Using the widely applied approach of decomposing variance, where the sum of multiple risk factors included in a model is constrained to 100%, overall diet contributed ≤0.3% of variance in urate levels, substantially less than the 23.9% explained by inherited common genetic variants.[10] Why so little variance is explained is unclear, but one possible reason is that overall diet, which comprises some foods associated with increased urate and some foods associated with decreased urate, does not play a strong causal role. This possibility is supported by a RCT that reported a small 0.021 mmol/L (0.35 mg/dL) reduction in urate levels in people following the Dietary Approaches to Stop Hypertension (DASH) diet compared to those on a 'typical' US diet.[27] Another RCT comparing the Mediterranean diet to a 'prudent Westernised diet' reported a small reduction in serum urate levels (0.010 mmol/L [0.17 mg/dL]) over 5 years.[28] Another possible explanation postulated in ref.[9] for the small amount of variance explained is low variability in diet within the US cohorts used in.[10] However, differences in diet between men and women, across age groups, socioeconomic status, ethnicity and BMI strata in the US have been reported[29]—to observe these differences there must be variability in the diet.

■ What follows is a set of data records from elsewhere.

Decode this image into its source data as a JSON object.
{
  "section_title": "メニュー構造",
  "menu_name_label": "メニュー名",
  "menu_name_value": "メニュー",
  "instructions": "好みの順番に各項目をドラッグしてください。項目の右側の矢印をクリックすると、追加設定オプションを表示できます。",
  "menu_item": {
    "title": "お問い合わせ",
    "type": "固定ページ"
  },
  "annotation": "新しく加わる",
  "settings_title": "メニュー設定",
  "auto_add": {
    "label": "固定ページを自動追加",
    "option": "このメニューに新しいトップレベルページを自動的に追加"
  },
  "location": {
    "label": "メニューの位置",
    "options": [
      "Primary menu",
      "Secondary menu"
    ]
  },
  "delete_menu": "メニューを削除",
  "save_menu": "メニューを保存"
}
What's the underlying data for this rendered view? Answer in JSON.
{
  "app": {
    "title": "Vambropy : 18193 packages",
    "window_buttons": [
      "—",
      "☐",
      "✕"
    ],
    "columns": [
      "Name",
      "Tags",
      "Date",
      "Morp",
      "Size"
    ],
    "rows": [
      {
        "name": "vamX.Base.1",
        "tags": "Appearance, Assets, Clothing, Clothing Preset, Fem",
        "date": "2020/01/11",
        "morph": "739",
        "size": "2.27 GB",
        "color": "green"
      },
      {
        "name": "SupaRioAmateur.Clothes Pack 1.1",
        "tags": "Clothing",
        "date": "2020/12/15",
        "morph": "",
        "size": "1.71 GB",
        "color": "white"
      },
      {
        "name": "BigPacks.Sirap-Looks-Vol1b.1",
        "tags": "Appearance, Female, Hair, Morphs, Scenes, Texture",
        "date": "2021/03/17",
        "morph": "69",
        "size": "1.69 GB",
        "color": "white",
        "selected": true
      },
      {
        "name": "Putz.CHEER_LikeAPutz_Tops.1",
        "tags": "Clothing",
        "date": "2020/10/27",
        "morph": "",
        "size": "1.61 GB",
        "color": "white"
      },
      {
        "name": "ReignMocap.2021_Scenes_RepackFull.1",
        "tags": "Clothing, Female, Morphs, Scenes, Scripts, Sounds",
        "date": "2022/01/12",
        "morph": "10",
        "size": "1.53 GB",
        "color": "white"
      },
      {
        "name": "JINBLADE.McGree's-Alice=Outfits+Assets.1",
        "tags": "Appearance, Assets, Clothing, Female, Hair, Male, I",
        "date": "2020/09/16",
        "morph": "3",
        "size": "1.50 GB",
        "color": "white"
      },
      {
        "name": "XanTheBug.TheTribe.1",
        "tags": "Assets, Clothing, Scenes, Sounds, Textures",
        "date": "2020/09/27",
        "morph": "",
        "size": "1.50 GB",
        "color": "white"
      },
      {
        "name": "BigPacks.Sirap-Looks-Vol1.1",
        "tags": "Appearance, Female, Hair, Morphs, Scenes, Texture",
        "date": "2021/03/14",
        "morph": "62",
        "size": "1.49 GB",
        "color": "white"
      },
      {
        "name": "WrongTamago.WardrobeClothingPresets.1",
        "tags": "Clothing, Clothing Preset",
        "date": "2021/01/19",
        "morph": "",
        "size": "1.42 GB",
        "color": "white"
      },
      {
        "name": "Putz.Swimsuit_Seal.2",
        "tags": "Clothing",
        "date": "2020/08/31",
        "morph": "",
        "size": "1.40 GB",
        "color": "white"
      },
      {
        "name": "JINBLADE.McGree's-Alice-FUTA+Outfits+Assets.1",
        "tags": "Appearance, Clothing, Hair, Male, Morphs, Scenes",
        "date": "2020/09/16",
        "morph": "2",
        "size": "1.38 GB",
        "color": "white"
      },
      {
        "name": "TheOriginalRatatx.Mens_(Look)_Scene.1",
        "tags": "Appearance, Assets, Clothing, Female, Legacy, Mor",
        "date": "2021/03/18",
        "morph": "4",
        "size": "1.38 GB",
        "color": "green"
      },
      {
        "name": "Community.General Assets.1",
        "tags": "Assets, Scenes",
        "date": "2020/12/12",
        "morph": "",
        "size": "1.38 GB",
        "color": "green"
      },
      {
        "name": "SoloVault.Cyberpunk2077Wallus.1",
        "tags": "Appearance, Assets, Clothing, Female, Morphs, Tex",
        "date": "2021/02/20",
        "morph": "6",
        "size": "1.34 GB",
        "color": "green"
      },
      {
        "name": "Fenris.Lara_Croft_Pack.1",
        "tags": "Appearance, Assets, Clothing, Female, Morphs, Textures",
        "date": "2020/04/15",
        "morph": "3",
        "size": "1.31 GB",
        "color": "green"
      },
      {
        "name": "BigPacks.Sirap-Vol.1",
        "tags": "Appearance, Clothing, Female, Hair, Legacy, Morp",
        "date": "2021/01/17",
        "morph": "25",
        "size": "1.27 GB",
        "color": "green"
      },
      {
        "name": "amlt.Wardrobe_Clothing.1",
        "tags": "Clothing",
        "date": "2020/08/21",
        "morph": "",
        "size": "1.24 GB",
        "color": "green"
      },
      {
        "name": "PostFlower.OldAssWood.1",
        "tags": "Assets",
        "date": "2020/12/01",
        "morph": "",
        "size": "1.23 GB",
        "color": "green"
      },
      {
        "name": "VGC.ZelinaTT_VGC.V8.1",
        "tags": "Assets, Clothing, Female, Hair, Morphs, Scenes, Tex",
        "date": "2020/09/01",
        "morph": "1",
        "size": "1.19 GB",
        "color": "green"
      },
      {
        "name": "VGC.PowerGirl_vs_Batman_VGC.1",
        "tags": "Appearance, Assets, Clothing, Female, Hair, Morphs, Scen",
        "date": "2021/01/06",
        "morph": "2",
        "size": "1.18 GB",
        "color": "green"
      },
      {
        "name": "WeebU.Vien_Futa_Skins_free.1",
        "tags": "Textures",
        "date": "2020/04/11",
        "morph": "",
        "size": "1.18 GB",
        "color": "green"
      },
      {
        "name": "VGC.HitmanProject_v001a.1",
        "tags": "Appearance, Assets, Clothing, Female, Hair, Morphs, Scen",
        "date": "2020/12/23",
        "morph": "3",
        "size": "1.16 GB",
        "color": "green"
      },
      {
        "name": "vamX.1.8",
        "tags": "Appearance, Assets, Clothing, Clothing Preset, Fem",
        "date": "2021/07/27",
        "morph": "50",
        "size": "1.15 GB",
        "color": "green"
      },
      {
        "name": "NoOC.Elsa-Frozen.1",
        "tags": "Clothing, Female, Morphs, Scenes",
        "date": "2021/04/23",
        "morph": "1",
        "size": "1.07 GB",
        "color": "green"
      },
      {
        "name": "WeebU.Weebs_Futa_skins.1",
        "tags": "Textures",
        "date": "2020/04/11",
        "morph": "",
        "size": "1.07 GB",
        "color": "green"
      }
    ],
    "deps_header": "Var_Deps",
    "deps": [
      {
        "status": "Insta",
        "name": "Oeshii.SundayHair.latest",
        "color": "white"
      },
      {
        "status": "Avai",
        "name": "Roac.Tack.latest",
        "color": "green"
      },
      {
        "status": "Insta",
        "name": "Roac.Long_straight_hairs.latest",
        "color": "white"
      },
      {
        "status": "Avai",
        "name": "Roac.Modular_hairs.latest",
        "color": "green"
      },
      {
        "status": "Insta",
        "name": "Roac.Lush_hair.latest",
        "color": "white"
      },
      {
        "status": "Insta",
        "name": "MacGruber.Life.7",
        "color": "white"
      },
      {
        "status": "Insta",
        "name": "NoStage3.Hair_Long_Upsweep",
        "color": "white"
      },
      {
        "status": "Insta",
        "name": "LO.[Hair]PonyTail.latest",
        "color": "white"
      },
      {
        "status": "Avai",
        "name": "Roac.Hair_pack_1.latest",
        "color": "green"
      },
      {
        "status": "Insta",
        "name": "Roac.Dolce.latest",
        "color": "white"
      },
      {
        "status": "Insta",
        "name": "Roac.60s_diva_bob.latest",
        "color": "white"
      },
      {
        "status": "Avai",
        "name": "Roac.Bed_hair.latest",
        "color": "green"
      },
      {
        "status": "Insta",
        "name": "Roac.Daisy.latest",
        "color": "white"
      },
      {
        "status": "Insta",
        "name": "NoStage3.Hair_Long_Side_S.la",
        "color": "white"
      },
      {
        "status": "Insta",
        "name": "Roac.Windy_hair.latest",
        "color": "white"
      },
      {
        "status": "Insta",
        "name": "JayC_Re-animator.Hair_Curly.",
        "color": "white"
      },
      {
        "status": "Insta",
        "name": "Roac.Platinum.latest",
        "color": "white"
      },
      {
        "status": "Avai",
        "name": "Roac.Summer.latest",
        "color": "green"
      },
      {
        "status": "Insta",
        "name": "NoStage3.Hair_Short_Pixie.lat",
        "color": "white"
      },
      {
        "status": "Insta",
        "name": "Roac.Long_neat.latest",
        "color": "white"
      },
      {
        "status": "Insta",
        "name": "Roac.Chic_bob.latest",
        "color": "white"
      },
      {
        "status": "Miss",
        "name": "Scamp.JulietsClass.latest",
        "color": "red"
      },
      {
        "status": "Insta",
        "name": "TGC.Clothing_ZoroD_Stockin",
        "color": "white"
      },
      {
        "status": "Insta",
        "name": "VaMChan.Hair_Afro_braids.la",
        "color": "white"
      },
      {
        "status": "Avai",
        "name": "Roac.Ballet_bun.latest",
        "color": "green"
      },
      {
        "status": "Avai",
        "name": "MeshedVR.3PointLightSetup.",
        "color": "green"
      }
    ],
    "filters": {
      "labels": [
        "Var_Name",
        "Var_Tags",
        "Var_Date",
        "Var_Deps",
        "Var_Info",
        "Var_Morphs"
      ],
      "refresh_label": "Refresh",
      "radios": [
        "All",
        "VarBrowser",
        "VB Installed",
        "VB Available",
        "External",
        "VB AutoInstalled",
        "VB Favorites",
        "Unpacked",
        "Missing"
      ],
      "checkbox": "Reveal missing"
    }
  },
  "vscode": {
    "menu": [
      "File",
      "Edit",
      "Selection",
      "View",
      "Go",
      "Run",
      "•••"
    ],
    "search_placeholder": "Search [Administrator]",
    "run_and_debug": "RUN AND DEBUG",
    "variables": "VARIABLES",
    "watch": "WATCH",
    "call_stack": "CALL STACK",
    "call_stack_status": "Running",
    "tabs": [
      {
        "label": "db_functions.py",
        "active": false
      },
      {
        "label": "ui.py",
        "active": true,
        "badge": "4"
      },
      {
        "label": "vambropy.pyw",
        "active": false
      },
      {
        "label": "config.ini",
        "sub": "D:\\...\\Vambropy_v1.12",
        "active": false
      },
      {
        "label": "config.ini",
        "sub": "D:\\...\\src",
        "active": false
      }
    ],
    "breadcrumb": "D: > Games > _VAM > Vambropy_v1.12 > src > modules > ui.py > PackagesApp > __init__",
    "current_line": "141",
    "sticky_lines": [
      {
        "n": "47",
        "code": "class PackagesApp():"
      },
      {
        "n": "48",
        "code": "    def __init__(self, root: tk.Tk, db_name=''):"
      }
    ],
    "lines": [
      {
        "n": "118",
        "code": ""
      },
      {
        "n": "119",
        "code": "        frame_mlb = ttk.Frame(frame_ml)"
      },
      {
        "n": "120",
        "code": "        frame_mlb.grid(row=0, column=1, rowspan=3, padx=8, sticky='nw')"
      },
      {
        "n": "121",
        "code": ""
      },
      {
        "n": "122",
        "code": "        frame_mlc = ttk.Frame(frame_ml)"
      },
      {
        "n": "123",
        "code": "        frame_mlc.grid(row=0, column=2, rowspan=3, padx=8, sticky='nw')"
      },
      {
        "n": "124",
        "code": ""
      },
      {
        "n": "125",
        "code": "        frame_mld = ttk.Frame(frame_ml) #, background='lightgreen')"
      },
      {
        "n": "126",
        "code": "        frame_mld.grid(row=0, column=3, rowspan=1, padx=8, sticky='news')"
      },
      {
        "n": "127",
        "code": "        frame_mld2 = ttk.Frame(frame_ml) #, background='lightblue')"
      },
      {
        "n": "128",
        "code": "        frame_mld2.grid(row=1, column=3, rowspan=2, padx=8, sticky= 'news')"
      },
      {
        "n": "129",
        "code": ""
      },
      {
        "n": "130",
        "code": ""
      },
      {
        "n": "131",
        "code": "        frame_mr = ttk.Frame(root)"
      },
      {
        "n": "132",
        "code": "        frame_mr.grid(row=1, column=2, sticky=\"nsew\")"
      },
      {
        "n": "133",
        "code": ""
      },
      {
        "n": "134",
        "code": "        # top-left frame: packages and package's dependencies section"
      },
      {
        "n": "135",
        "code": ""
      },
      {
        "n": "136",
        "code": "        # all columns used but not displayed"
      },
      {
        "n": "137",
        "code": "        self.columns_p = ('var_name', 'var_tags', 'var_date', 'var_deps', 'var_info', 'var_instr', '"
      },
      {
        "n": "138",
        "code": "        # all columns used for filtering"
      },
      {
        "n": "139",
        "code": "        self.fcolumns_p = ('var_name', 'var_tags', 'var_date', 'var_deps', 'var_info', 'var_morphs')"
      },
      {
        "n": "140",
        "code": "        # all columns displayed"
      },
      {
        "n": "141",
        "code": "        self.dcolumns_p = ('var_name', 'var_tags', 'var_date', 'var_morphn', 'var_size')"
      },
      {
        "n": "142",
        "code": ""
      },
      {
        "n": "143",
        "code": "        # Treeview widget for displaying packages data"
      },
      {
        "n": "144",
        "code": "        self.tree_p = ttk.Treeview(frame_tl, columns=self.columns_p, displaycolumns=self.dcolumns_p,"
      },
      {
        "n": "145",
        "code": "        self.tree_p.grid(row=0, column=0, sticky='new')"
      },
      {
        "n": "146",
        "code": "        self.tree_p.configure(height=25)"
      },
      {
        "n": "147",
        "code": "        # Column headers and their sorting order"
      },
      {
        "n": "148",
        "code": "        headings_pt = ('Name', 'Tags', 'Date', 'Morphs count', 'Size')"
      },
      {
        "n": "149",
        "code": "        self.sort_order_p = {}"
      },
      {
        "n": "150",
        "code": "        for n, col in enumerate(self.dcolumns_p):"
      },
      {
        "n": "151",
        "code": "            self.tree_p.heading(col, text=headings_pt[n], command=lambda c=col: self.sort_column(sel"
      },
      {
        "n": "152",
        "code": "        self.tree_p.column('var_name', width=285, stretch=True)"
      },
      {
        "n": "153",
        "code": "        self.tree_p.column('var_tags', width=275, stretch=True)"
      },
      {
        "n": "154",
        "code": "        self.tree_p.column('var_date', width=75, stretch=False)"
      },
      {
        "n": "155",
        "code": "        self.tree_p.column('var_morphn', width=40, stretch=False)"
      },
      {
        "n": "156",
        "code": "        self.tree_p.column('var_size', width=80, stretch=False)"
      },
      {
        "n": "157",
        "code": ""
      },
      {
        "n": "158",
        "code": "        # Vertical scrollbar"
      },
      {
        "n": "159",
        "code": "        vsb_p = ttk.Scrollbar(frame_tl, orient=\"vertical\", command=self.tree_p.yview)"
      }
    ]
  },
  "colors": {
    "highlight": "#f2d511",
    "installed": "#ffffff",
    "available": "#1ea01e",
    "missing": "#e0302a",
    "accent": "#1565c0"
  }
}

Population attributable fraction (PAF) is the proportion of cases for an outcome within a population that can be attributed to a given risk factor, incorporating both the prevalence and the effect size of the exposure.[30] The sum of PAFs for multiple risk factors for a single condition is not constrained to 100%, because an outcome can have multiple risk pathways population-wide. Using the Third National Health and Nutrition Examination Survey PAFs were reported of 44% for being overweight or obese (implying that 44% of HU would be prevented if the entire population had BMI < 25 kg/m2) and 9% for non-adherence to a DASH-style diet.[9] Variances explained were 8.3% and 0.1%, respectively,[9] indicating the two methods agree as to which exposure has a greater impact.

Our first aim was to use attributable fraction to compare the contributions to HU of various genetic, environmental and endogenous risk factors, including lack of use of urate-lowering therapy. The second aim was to use MR to test for a causal role of diet in determining urate levels.